Doce años después, Gluck presentó en la Academia Real de Música de París una versión de la ópera que serviría para popularizar su nombre y obtener un amplio reconocimiento entre el público parisino. La nueva ópera se presentaba traducida al francés por Pierre-Louis Moline con el título de Orphée et Eurydice y con algunos cambios sustanciales, para adaptarla al gusto del nuevo auditorio. La obra primitiva, breve y con la acción muy concentrada, había de transformarse en un espectáculo mucho más suntuoso y espectacular. Los recitativos fueron traducidos libremente, pero las arias y los coros conservaron su línea melódica, por lo que los nuevos textos hubieron de adaptarse al ritmo italiano original.

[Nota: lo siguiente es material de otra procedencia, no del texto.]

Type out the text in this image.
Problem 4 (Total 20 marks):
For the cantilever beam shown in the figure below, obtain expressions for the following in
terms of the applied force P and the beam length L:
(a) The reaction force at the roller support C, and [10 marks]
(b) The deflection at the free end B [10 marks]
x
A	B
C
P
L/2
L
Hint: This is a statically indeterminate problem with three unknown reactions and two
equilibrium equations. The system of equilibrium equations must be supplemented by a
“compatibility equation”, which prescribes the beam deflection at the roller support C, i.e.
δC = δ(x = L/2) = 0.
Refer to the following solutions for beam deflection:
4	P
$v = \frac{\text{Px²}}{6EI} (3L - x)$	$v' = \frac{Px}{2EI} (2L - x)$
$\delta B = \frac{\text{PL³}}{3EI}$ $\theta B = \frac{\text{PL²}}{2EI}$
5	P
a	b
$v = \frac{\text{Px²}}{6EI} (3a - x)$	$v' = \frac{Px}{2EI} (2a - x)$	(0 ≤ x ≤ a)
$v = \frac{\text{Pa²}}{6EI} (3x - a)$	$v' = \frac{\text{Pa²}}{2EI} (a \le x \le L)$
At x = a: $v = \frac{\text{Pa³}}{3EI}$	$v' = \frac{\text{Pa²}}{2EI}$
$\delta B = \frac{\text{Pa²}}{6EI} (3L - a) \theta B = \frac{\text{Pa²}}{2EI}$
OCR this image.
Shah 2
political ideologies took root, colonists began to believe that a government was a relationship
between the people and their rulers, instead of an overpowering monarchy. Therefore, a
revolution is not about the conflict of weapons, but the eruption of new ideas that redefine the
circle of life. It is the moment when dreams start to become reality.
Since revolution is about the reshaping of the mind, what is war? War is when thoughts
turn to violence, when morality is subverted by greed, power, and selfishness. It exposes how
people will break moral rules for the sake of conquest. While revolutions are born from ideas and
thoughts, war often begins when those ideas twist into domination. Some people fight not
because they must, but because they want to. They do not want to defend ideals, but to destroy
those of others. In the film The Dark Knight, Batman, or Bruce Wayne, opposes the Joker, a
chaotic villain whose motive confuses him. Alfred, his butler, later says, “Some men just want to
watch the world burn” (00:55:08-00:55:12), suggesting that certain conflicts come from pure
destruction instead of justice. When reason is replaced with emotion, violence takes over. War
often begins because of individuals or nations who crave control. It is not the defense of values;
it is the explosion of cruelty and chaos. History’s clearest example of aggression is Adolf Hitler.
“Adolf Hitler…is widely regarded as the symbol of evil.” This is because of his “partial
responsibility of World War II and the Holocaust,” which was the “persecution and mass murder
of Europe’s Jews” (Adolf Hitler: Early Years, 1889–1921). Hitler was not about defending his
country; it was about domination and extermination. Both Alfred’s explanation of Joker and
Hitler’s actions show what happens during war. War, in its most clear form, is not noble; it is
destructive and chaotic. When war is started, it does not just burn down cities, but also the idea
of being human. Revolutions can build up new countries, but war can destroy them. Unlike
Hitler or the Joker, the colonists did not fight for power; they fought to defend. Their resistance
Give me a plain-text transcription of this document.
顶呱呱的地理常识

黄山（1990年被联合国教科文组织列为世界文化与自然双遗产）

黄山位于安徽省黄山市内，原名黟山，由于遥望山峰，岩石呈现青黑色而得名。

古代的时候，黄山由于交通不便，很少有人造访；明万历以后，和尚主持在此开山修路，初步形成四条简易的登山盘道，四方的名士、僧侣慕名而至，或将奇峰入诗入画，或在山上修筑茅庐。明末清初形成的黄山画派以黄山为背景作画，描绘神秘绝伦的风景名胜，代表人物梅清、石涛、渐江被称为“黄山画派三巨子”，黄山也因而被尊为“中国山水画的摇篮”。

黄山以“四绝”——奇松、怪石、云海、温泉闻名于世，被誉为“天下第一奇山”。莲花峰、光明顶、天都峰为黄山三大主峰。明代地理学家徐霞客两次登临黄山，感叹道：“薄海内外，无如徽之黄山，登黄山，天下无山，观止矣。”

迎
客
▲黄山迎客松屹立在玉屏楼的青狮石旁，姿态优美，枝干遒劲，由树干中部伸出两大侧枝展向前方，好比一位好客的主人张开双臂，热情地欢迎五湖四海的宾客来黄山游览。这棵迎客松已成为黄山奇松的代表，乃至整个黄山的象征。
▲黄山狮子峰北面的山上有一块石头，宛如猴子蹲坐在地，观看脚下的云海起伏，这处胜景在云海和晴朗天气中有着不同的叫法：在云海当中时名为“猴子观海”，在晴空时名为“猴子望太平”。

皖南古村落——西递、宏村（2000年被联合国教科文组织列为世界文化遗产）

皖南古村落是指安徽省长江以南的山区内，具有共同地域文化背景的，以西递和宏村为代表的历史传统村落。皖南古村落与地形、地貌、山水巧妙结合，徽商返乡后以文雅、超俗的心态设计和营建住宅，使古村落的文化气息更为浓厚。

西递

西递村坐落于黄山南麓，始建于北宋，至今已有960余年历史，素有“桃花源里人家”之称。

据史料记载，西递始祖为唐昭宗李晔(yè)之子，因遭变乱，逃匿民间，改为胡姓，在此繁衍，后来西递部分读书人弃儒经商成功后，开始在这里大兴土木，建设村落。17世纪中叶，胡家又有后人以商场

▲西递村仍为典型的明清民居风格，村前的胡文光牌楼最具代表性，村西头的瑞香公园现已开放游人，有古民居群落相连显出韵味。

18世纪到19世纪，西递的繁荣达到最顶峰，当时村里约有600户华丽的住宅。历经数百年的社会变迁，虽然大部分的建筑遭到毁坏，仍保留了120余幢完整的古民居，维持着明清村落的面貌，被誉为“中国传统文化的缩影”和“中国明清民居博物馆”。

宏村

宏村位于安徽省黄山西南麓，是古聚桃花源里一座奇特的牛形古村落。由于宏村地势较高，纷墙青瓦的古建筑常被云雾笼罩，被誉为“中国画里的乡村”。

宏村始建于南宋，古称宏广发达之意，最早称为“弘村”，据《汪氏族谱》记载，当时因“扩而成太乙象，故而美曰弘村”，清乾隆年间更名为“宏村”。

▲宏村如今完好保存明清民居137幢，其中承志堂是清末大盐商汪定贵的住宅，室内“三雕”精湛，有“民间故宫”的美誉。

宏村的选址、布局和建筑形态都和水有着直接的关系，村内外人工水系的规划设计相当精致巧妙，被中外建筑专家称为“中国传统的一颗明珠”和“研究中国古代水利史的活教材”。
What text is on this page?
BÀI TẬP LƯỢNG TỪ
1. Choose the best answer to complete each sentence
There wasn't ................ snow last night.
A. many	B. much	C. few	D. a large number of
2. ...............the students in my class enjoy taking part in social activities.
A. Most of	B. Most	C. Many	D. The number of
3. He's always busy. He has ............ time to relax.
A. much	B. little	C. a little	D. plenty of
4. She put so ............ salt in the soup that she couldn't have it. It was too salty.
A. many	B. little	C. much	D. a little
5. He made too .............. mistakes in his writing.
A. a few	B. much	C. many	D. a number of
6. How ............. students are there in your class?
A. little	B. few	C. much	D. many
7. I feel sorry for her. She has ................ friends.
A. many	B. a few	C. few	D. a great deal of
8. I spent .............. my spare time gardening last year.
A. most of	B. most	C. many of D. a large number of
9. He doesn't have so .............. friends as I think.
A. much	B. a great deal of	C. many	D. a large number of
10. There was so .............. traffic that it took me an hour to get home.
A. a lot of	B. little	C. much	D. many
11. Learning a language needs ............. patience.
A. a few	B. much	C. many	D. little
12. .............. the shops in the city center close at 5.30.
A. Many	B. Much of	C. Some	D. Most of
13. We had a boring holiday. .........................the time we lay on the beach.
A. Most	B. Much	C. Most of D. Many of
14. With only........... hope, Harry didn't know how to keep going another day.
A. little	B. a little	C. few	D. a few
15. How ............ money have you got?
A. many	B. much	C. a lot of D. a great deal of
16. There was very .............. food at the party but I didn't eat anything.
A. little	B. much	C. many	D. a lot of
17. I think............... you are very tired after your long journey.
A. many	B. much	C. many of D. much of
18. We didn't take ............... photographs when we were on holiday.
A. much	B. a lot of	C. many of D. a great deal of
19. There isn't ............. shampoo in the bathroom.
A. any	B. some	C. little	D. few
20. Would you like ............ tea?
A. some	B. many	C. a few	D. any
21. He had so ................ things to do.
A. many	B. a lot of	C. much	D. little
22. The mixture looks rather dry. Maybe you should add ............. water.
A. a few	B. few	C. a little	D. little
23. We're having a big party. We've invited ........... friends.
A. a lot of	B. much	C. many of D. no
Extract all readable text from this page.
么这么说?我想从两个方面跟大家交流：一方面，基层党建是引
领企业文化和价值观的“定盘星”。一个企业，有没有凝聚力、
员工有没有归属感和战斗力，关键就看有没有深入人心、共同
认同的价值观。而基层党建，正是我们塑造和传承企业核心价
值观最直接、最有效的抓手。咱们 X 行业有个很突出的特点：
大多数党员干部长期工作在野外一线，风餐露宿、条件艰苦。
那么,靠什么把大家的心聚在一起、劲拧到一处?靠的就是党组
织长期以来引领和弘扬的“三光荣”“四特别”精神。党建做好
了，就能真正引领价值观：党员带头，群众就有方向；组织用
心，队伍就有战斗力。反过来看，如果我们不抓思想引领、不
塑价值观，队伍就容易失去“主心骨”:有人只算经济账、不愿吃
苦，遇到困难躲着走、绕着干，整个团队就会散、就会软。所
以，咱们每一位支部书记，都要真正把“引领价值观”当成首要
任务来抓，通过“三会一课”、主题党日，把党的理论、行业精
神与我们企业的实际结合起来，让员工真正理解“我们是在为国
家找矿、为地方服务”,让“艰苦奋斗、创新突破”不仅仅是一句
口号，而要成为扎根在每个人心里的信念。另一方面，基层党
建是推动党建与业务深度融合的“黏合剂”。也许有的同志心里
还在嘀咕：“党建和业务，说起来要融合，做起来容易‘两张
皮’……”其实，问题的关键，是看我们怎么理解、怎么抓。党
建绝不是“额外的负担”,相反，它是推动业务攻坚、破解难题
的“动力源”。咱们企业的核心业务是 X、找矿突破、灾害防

Gluck también adaptó las tesituras a lo que era habitual en Francia, pasando las partes de contralto a haute-contre (tenor agudo), lo cual afectó fundamentalmente al protagonista, pero también al coro. Adaptó igualmente la orquestación, añadiendo además un aria para Orfeo y otra para Eurídice y un trío e incrementando la parte destinada al ballet. Producto de todos estos cambios es una partitura absolutamente nueva, menos íntima que la de Viena, pero en la que subsiste el nuevo espíritu naturalista que orientaría la ópera durante algunas décadas (el triundo del bel canto no tardaría en arrumbar los progresos de la reforma gluckiana).
De la versión de París no había demasiadas versiones discográficas anteriores (Rosbaud en los años 50, Gardiner en 1989 y Donald Runnicles en 1996 son los antecedentes que hoy están accesibles). Marc Minkowski suma este título a las otras dos óperas francesas del compositor que ya había registrado: Armide e Iphigénie en Tauride. La versión es formidable. El director francés consigue un dramatismo, una fuerza expresiva y un ardor soberbios. El tenor norteamericano Richard Croft domina absolutamente al protagonista, merced a un canto tan sutil y elegante como efusivo e intenso, imponiéndose tanto en "L’espoir renaît dans mon âme", el aria añadida por Gluck, de notable dificultad, como en la célebre "J’ai perdu mon Eurydice". También extraordinaria Mireille Delunsch, voz bellísima, penetrante, cálida, solar. No canta la nueva aria escrita por Gluck para París, "Cet asile aimable et tranquille", que Minkowski asigna a uno de los espíritus bienaventurados, una deliciosa Claire Delgado-Boge. El reparto lo completa la jovencísima Marion Harousseau, quien a pesar de sus 17 años está ya en posesión de una voz lírica, amplia y de muy peculiar vibración natural, que emplea con un gusto exquisito y con una personalidad impropia de sus pocos años. Habrá que seguirla muy de cerca.